Where did that leave Isaac? Quiet Isaac was the man in the middle. His apparent passivity doesn’t resonate with many of today’s readers, who admire feats of derring-do in their heroes, whether holy or profane. At best, Isaac seems enigmatic, at worst, passive, even apathetic.

But I believe there is much more to Isaac. But it is not easily visible from the outside

The First Contemplative

Isaac’s quietude was striking. Awaiting the arrival of his bride, he meditated in the fields. We can imagine Isaac deep in a walking meditation – he is alone, day has begun to gather, and with it a subtle change of light and the sounds of nature.

Most of us have heard about the health benefits of meditation, and it turns out that Isaac is the longest-lived biblical patriarch.

Those who practice secular contemplation in nature (see, for example David Haskell, The Forest Unseen) report that all their senses open up to the environment: they smell the earth and discern its health. They hear the sounds of animals, birds and even insects and trees. They come to know the place intimately. At times they lose themselves in the harmony of place. Contemplation in nature leads to a deep understanding of the interconnectedness of the web of all life, including human life.

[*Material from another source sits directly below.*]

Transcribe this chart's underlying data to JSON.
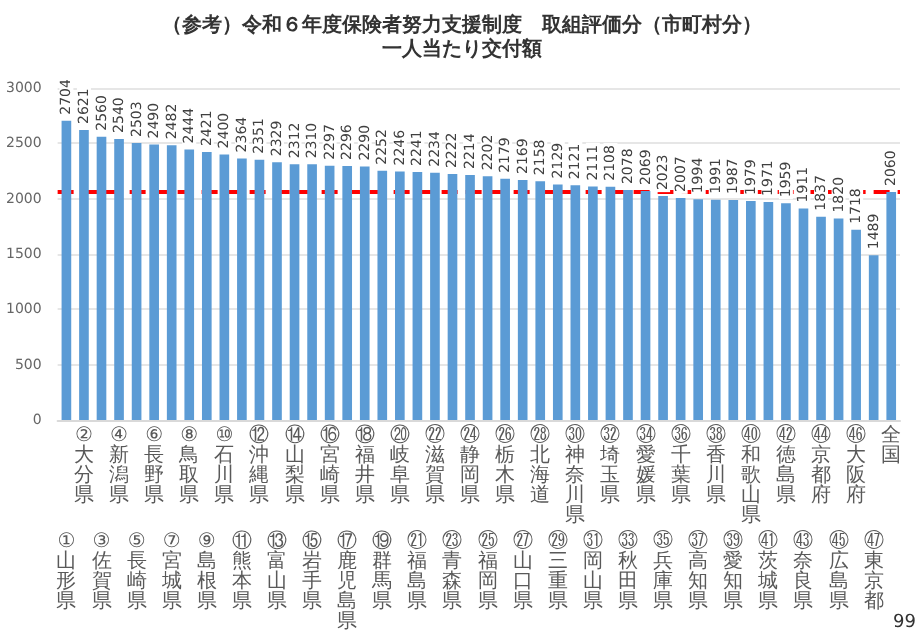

Contemplation is somewhere between thinking and meditation. It is wide vision, deep enlightenment. Contemplation is where rationalism and mysticism merge. Could Isaac have been the first contemplative?

Isaac was ideally suited for a life of contemplation. His materially and spiritually rich parents were able to give him the time, space, security as well as the faith with which to develop his own spiritual inclinations. Isaac lived in the desert, an environment preferred by later contemplatives of other faiths. Isaac never left the land that would become Israel, and was the only patriarch who cultivated the land. And then there is that matter of the names. Unlike his father and his son, whose personal development through action was reflected in their name changes, Isaac began and remained Isaac. He Will Laugh.

As he grew, Isaac became more deeply himself. He cultivated what is. He cultivated his internal life in the eternal present. The practice produced some practical advantages, as well. Later on in his business life, Isaac’s equanimity enabled him to walk away from conflict with those who cheated him without losing the blessings of prosperity.

Contemplative practice requires the skill of receptivity. It is practiced with stillness, with patience, with compassionate acceptance of all that is. Years of such practice reduce the ego and its sense of separateness. Contemplation enlarges and connects one to all of nature, and beyond. It alters the sense of time passing, replacing it with a refined taste of the present moment. The experience goes beyond words, and is therefore hard to describe. Nevertheless, mystics and others who meditate, regardless of tradition agree: Joy is the result. That’s Isaac.